Since late Tuesday, two issues have buoyed the uncertainty of this week's elections in Wake County.
One was quite usual with close results in hotly contested races. The other was highly unusual -- a misplaced record of votes.
Neither has been fully resolved but should be by Tuesday.
Polls closed at 7:30 p.m. Tuesday.
A few tight races were expected. As the totals came in quickly, it was clear that the races for Wake school board District 1 and Raleigh City Council District A could be nail-biters.
School board candidate Lori Millberg was ahead in a three-way race but remained a few votes shy of an outright 50 percent win. Raleigh council candidate Tommy Craven was leading Paul L. Anderson by 200 votes.

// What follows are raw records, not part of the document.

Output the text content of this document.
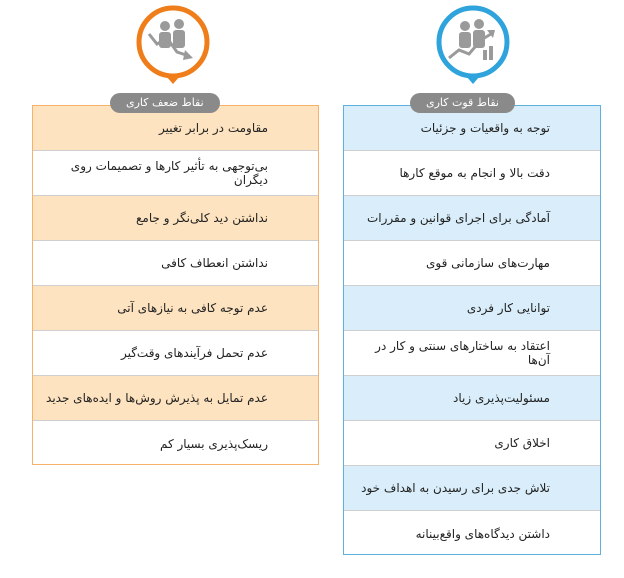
مقاومت در برابر تغییر
بی‌توجهی به تأثیر کارها و تصمیمات روی دیگران
نداشتن دید کلی‌نگر و جامع
نداشتن انعطاف کافی
عدم توجه کافی به نیازهای آتی
عدم تحمل فرآیندهای وقت‌گیر
عدم تمایل به پذیرش روش‌ها و ایده‌های جدید
ریسک‌پذیری بسیار کم
نقاط ضعف کاری
توجه به واقعیات و جزئیات
دقت بالا و انجام به موقع کارها
آمادگی برای اجرای قوانین و مقررات
مهارت‌های سازمانی قوی
توانایی کار فردی
اعتقاد به ساختارهای سنتی و کار در آن‌ها
مسئولیت‌پذیری زیاد
اخلاق کاری
تلاش جدی برای رسیدن به اهداف خود
داشتن دیدگاه‌های واقع‌بینانه
نقاط قوت کاری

The number of provisional ballots cast should be counted and announced today. A preliminary tally of those ballots is expected Monday. The Wake board of elections will certify the final numbers Tuesday.
Provisional ballots could confirm Millberg as the District 1 winner and determine if Craven maintains his slim lead.

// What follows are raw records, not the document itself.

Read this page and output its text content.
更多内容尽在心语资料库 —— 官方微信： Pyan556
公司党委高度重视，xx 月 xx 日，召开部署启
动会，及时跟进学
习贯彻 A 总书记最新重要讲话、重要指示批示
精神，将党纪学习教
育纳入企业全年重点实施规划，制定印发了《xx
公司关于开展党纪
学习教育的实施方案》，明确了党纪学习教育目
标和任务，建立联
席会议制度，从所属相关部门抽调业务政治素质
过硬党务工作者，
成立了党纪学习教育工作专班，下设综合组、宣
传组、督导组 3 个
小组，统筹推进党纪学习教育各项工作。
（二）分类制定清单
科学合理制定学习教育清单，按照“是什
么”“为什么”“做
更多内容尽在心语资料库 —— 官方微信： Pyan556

By 9 p.m. election night, the unusual happened. Votes from all but one precinct -- No. 16-08 on Rock Quarry Road -- had been counted.

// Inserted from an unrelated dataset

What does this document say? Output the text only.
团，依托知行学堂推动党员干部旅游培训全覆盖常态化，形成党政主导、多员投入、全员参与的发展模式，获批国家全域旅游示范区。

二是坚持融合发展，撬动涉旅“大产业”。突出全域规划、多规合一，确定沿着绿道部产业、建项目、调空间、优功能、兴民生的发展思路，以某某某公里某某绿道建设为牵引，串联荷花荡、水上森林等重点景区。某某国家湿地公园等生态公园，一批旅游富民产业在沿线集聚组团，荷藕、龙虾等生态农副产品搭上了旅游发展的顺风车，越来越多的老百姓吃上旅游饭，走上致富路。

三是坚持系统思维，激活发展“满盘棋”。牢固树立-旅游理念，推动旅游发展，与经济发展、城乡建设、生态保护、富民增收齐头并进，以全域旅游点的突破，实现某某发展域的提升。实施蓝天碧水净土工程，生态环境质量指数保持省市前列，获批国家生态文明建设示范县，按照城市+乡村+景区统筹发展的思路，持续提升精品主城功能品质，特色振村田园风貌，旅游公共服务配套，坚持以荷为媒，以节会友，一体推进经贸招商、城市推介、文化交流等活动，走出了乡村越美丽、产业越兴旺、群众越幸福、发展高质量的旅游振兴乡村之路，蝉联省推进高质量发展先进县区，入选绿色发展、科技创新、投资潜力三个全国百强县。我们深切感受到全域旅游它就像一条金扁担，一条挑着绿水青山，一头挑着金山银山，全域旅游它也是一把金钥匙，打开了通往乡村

"We're still missing one precinct," Wake elections director Cherie Poucher announced Tuesday night to a waiting crowd of journalists and campaign workers. "We have a coordinator at the [precinct] chief judge's home."
That precinct judge, Mary Myatt, dropped the wrong record of her poll's votes in the mail late Tuesday.
Poucher said that nothing like this has happened during her 14-year tenure as director.
"The tape that she was supposed to seal with totals on it was the one she put in the mail to us," Poucher said. "The tabulator that has the data pack was in her car, but when she got home her son took her car and went out."
On pins, Poucher said she might have to dispatch a sheriff's deputy to track down the car to get the results.
By 10 p.m., numbers from precinct 16-08 had arrived.
But candidates in the unresolved races wait.
Most provisional ballots are cast by people who have moved but have not reported their new address to the elections office. Poucher said elections employees will spend the rest of the week researching which of those ballots are valid.
Poucher said the elections board will likely call a hearing about Myatt's mishap during Monday's 9 a.m. meeting.
"Everything is unofficial until 11 a.m. Tuesday," Poucher said of the appointed hour when the elections board is slated to certify this week's votes.